China is indeed a vast domestic market, but its overall trend is one of decoupling from global markets as opposed to opening up; its demographics are poor (China ranks 159th in terms population growth country rankings) and labor costs, as noted above, are increasingly expensive.
Returning to ASEAN, Vietnam leads the Southeast Asian pack not only due to its youthful demographics and relatively low labor costs, but also because the government is actively implementing reforms to attract investment.
First signed in March 2018, for example, in September 2020, the Vietnam government put Resolution No 23/NQ/TW into action. The plan lays out industrial policy until 2030, with an overriding vision reaching until 2045, with a focus on value-added, exports and job creation in the food, textiles and footwear, electronics and automobile sectors. Government policy is also focused on infrastructure, human resources and technology: The Ministry of Planning and Investment has released a draft strategy for the latter that embraces a national program to transform Vietnam into a “digital society” over the next decade.

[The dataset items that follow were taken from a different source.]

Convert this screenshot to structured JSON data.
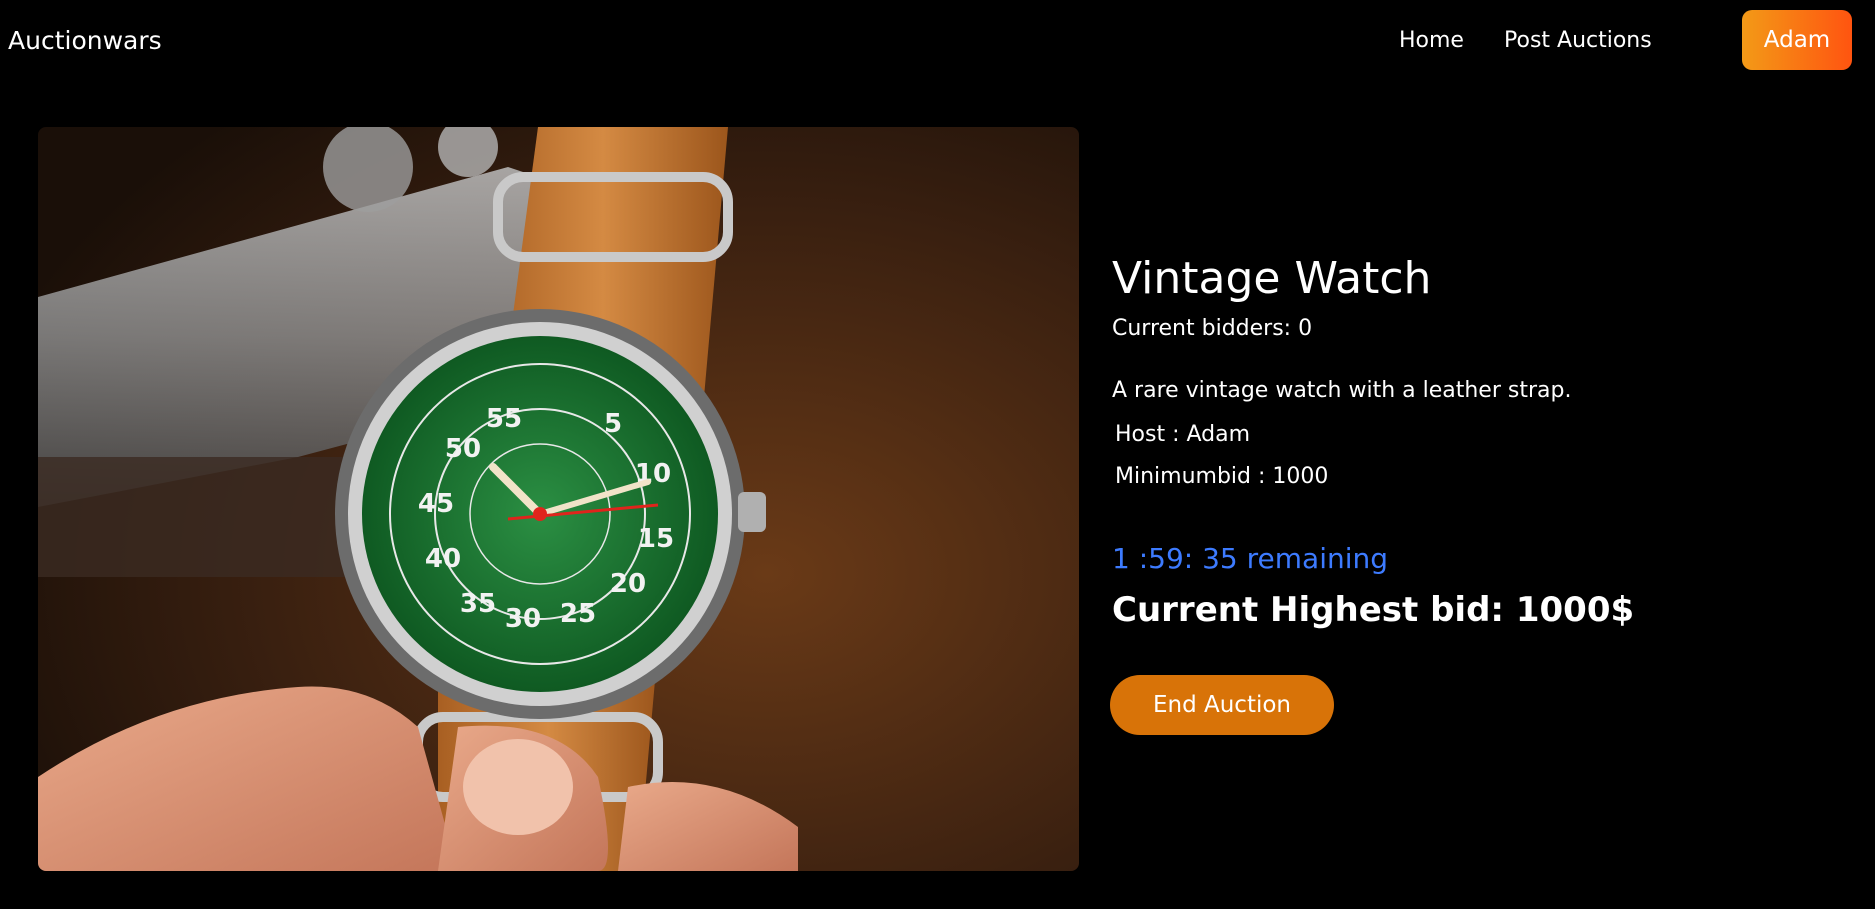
{
  "navbar": {
    "brand": "Auctionwars",
    "links": [
      "Home",
      "Post Auctions"
    ],
    "user": "Adam"
  },
  "auction": {
    "title": "Vintage Watch",
    "bidders": "Current bidders: 0",
    "description": "A rare vintage watch with a leather strap.",
    "host": "Host : Adam",
    "minimum_bid": "Minimumbid : 1000",
    "time_remaining": "1 :59: 35 remaining",
    "highest_bid": "Current Highest bid: 1000$",
    "end_button": "End Auction"
  },
  "image": {
    "subject": "vintage-watch-photo",
    "dial_numbers": [
      "55",
      "5",
      "50",
      "10",
      "45",
      "15",
      "40",
      "20",
      "35",
      "30",
      "25"
    ]
  },
  "colors": {
    "background": "#000000",
    "timer": "#3d7bff",
    "end_button": "#d87308",
    "user_gradient_start": "#f39a17",
    "user_gradient_end": "#ff5410",
    "dial": "#1e7a34",
    "strap": "#c87a35"
  }
}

The fact is that other ASEAN economies are positioned – at least in terms of demographics and labor costs – to make similar moves. Indonesia, the Philippines and Thailand are populous, inexpensive potential investment targets, but political bottlenecks to implementing reforms currently render them vulnerable to massive changes taking place as a result of the shifting relationship between China and the West – and due to the unique challenges presented by the pandemic crisis.
Time will tell whether the region in general can follow the lead of the two economies – Vietnam and Taiwan – that are taking crisis as an opportunity. Opportunities abound, but they will need to be seized.